UNUTMADIK... UNUTTURMAYACAĞIZ...
Mehmet Raif, CYTA’da çalışırken işinden çıktığı akşam “kayıp” edilmiş... 22 Aralık 1963’ten beridir ondan hiçbir haber yok...
Defalarca yazdık öyküsünü... Evlatlarıyla röportajlar yaptık... Resimlerini yayımladık... O “kayıp” edileli neredeyse 60 sene oluyor, hala bir haber yok...
Bu güzel resim, ondan bize bir hatıra...
Oğlu Raif Toluk, bu resimle ilgili olarak “Solda annem, babam, Zehra, Tözüm, Arif ve Talay... Daha ben ve Şükrü doğmamıştık... 31 Temmuz 1949, çocukların sünnet töreni nedeniyle çekilmiş” diye yazıyor...
Unutmadık, unutturmayacağız...
Onun gömü yerini aramaya devam edeceğiz...
Mehmet Raif eşi ve evlatlarıyla...
GEÇMİŞLE YÜZLEŞME... PORTRELER...
Kenan Pars: “Birbirimizi sevmeliyiz, başka seçenek yok...”
“Bakırköy'de çok ünlü bir Milli Piyango satıcısı vardı.
Nimet Abla'dan sonra Türkiye'nin en ünlü bayisiydi.
Özellikle kötü ve sert karakterleri canlandırdığı yüzlerce filmde rol alan Kenan Pars...
1920'de doğan Kenan Pars'ın gerçek adı Kirkor Cezveciyan'dı.
II. Dünya Savaşı sarasında 34 aylık askerlik görevini tamamladıktan sonra bir süre ticaret yapan Kenan Pars, çocukluk arkadaşı senarist - oyuncu Sırrı Gültekin'in aracılığıyla 1953 yapımı Lütfü Ömer Akad'ın yönettiği 'Öldüren Şehir' adlı filminde rol aldı.
1961'de 'Oğlum' ile yönetmenliğe de başlayan Kenan Pars, aynı yıl 'Duvarların Ötesi' adlı tiyatro oyununu da yönetti.
1970'li yıllara kadar birçok filmde rol alan Kenan Pars, 'Seks Furyası'nın başlamasıyla sinemaya ara vererek açtığı ayakkabıcı dükkanıyla yeniden ticarete başladı. Zaman zaman oyunculuğa dönen Kenan Pars, 2006'da 'Çevre Kısa Film Festivali'nde 'Sinema Onur Ödülü'ne layık görüldü.
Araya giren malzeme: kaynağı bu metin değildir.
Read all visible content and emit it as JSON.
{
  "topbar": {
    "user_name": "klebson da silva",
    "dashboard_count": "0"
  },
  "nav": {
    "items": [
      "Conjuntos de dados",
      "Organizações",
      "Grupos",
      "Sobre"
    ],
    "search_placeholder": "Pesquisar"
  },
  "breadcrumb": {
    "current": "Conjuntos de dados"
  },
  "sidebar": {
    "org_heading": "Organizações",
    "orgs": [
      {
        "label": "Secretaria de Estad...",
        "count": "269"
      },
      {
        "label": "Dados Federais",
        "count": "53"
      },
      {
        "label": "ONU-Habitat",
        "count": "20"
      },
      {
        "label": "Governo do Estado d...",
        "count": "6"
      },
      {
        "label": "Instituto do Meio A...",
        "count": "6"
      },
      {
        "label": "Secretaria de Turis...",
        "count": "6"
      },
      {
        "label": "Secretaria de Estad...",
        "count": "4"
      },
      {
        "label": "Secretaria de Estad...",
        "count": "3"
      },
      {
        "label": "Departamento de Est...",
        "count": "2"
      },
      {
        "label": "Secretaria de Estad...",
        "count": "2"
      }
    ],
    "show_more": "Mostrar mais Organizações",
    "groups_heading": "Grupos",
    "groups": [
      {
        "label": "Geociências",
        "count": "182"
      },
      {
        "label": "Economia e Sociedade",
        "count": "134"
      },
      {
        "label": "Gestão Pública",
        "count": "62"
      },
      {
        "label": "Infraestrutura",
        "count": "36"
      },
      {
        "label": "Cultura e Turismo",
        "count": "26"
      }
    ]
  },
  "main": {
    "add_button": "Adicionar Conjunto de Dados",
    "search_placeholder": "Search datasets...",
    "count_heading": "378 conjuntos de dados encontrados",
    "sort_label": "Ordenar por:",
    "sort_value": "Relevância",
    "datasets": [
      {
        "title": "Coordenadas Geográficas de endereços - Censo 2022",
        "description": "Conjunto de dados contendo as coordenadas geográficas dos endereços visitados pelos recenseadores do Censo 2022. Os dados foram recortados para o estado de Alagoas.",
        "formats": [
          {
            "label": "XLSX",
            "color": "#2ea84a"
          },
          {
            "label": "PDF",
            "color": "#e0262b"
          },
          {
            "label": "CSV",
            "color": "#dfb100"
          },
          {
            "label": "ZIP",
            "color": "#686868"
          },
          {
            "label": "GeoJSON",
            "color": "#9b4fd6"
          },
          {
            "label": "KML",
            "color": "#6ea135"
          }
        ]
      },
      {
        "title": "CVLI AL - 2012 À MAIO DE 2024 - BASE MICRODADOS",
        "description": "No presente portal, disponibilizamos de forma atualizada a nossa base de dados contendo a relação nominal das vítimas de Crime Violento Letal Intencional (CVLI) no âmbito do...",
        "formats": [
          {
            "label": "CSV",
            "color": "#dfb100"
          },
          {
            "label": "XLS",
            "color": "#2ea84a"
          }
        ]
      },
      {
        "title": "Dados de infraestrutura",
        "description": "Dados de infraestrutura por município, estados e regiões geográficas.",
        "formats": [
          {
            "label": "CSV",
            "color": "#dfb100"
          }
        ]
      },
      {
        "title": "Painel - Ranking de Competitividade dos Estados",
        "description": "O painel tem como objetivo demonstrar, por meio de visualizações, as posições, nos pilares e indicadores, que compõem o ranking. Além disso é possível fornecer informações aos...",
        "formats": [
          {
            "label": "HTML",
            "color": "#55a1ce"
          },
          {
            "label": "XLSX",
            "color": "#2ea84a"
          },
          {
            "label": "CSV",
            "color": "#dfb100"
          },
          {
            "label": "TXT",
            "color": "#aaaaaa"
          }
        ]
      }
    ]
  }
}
Uzun yıllar, Bakırköy İstanbul Caddesi üzerindeki ve günümüzde torunları tarafından işletilen 'Kenan Pars Büfesi'nde bilet bayiliği yapan Kenan Pars, 10 Mart 2008'de akciğer kanseri nedeniyle 88 yaşında hayatını kaybetti.
Pars, bir röportajında şunları söylemişti;
"Müslüman da ölebilirim. Mezarımdaki tabelada bundan sonra ha Müslüman, ha Hıristiyan yazsın, benim için hiçbir şey fark etmez. Ben Türkiye Cumhuriyeti vatandaşıyım. Üsküdar'da doğdum.
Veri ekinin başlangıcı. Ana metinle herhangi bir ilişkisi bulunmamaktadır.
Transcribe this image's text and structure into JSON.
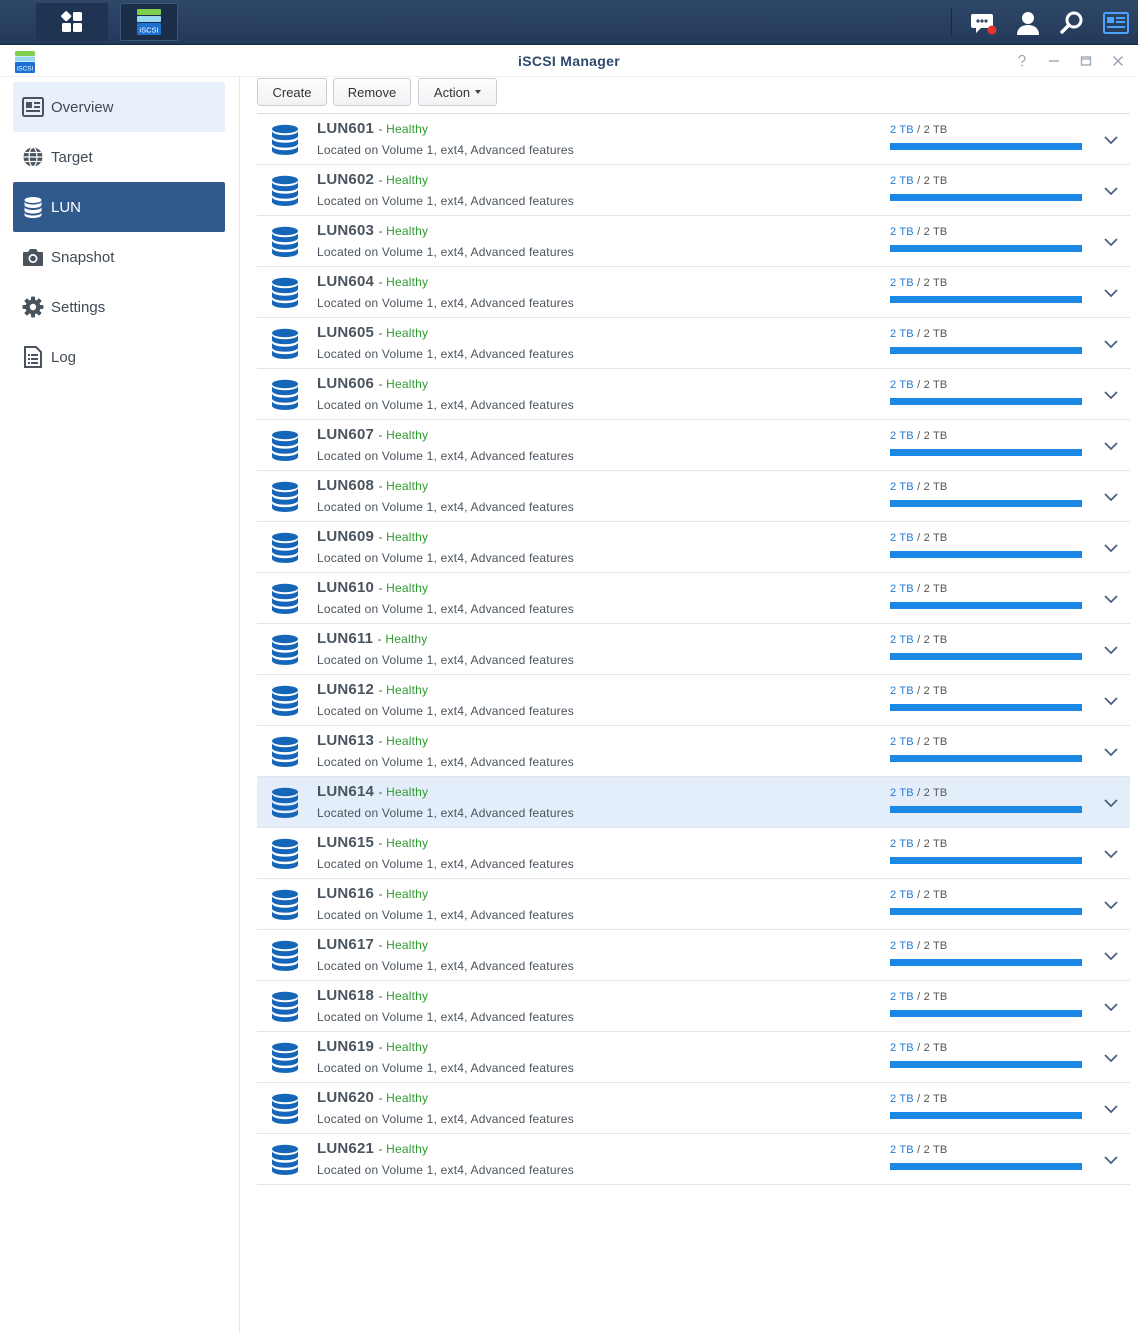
{
  "taskbar": {
    "main_menu_icon": "main-menu-icon",
    "app_badge_label": "iSCSI",
    "right_icons": [
      "notifications-icon",
      "user-icon",
      "search-icon",
      "widgets-icon"
    ]
  },
  "window": {
    "title": "iSCSI Manager",
    "app_icon_label": "iSCSI",
    "controls": [
      "help-icon",
      "minimize-icon",
      "maximize-icon",
      "close-icon"
    ]
  },
  "sidebar": {
    "items": [
      {
        "label": "Overview",
        "icon": "overview-icon",
        "state": "hover"
      },
      {
        "label": "Target",
        "icon": "globe-icon",
        "state": ""
      },
      {
        "label": "LUN",
        "icon": "database-icon",
        "state": "active"
      },
      {
        "label": "Snapshot",
        "icon": "camera-icon",
        "state": ""
      },
      {
        "label": "Settings",
        "icon": "gear-icon",
        "state": ""
      },
      {
        "label": "Log",
        "icon": "document-icon",
        "state": ""
      }
    ]
  },
  "toolbar": {
    "create_label": "Create",
    "remove_label": "Remove",
    "action_label": "Action"
  },
  "colors": {
    "accent": "#2f5a8b",
    "healthy": "#2f9a2f",
    "bar_fill": "#1b88e6",
    "selected_row": "#e4eefb"
  },
  "luns": [
    {
      "name": "LUN601",
      "status": "Healthy",
      "location": "Located on Volume 1, ext4, Advanced features",
      "used": "2 TB",
      "total": "2 TB",
      "usage_fraction": 1.0
    },
    {
      "name": "LUN602",
      "status": "Healthy",
      "location": "Located on Volume 1, ext4, Advanced features",
      "used": "2 TB",
      "total": "2 TB",
      "usage_fraction": 1.0
    },
    {
      "name": "LUN603",
      "status": "Healthy",
      "location": "Located on Volume 1, ext4, Advanced features",
      "used": "2 TB",
      "total": "2 TB",
      "usage_fraction": 1.0
    },
    {
      "name": "LUN604",
      "status": "Healthy",
      "location": "Located on Volume 1, ext4, Advanced features",
      "used": "2 TB",
      "total": "2 TB",
      "usage_fraction": 1.0
    },
    {
      "name": "LUN605",
      "status": "Healthy",
      "location": "Located on Volume 1, ext4, Advanced features",
      "used": "2 TB",
      "total": "2 TB",
      "usage_fraction": 1.0
    },
    {
      "name": "LUN606",
      "status": "Healthy",
      "location": "Located on Volume 1, ext4, Advanced features",
      "used": "2 TB",
      "total": "2 TB",
      "usage_fraction": 1.0
    },
    {
      "name": "LUN607",
      "status": "Healthy",
      "location": "Located on Volume 1, ext4, Advanced features",
      "used": "2 TB",
      "total": "2 TB",
      "usage_fraction": 1.0
    },
    {
      "name": "LUN608",
      "status": "Healthy",
      "location": "Located on Volume 1, ext4, Advanced features",
      "used": "2 TB",
      "total": "2 TB",
      "usage_fraction": 1.0
    },
    {
      "name": "LUN609",
      "status": "Healthy",
      "location": "Located on Volume 1, ext4, Advanced features",
      "used": "2 TB",
      "total": "2 TB",
      "usage_fraction": 1.0
    },
    {
      "name": "LUN610",
      "status": "Healthy",
      "location": "Located on Volume 1, ext4, Advanced features",
      "used": "2 TB",
      "total": "2 TB",
      "usage_fraction": 1.0
    },
    {
      "name": "LUN611",
      "status": "Healthy",
      "location": "Located on Volume 1, ext4, Advanced features",
      "used": "2 TB",
      "total": "2 TB",
      "usage_fraction": 1.0
    },
    {
      "name": "LUN612",
      "status": "Healthy",
      "location": "Located on Volume 1, ext4, Advanced features",
      "used": "2 TB",
      "total": "2 TB",
      "usage_fraction": 1.0
    },
    {
      "name": "LUN613",
      "status": "Healthy",
      "location": "Located on Volume 1, ext4, Advanced features",
      "used": "2 TB",
      "total": "2 TB",
      "usage_fraction": 1.0
    },
    {
      "name": "LUN614",
      "status": "Healthy",
      "location": "Located on Volume 1, ext4, Advanced features",
      "used": "2 TB",
      "total": "2 TB",
      "usage_fraction": 1.0,
      "selected": true
    },
    {
      "name": "LUN615",
      "status": "Healthy",
      "location": "Located on Volume 1, ext4, Advanced features",
      "used": "2 TB",
      "total": "2 TB",
      "usage_fraction": 1.0
    },
    {
      "name": "LUN616",
      "status": "Healthy",
      "location": "Located on Volume 1, ext4, Advanced features",
      "used": "2 TB",
      "total": "2 TB",
      "usage_fraction": 1.0
    },
    {
      "name": "LUN617",
      "status": "Healthy",
      "location": "Located on Volume 1, ext4, Advanced features",
      "used": "2 TB",
      "total": "2 TB",
      "usage_fraction": 1.0
    },
    {
      "name": "LUN618",
      "status": "Healthy",
      "location": "Located on Volume 1, ext4, Advanced features",
      "used": "2 TB",
      "total": "2 TB",
      "usage_fraction": 1.0
    },
    {
      "name": "LUN619",
      "status": "Healthy",
      "location": "Located on Volume 1, ext4, Advanced features",
      "used": "2 TB",
      "total": "2 TB",
      "usage_fraction": 1.0
    },
    {
      "name": "LUN620",
      "status": "Healthy",
      "location": "Located on Volume 1, ext4, Advanced features",
      "used": "2 TB",
      "total": "2 TB",
      "usage_fraction": 1.0
    },
    {
      "name": "LUN621",
      "status": "Healthy",
      "location": "Located on Volume 1, ext4, Advanced features",
      "used": "2 TB",
      "total": "2 TB",
      "usage_fraction": 1.0
    }
  ]
}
Ailem, 500 yıllık Türkiyeli, ben 83 yıllık Bakırköylüyüm.
Benim için Türk, Ermeni, Arnavut yok. Benim için Türkiye var. Sonuçta bu coğrafyanın çocuğuyum.
Niye birbirimize ters bakalım ?
Arnavut'u, Laz'ı, Türk'ü, Ermeni'si, Kürt'ü, Çerkez'i karışmışız. Aynı toprağa ayak basıyoruz, aynı bayrağın altındayız, başka seçenek yok, birbirimizi sevmeliyiz."
(YÜZLEŞME ATÖLYESİ - Yervant Şalvarcıoğlu – 22.7.2022)
Vahi Öz’ün son sözleri: “Çok şükür, kimseye borcum yok...”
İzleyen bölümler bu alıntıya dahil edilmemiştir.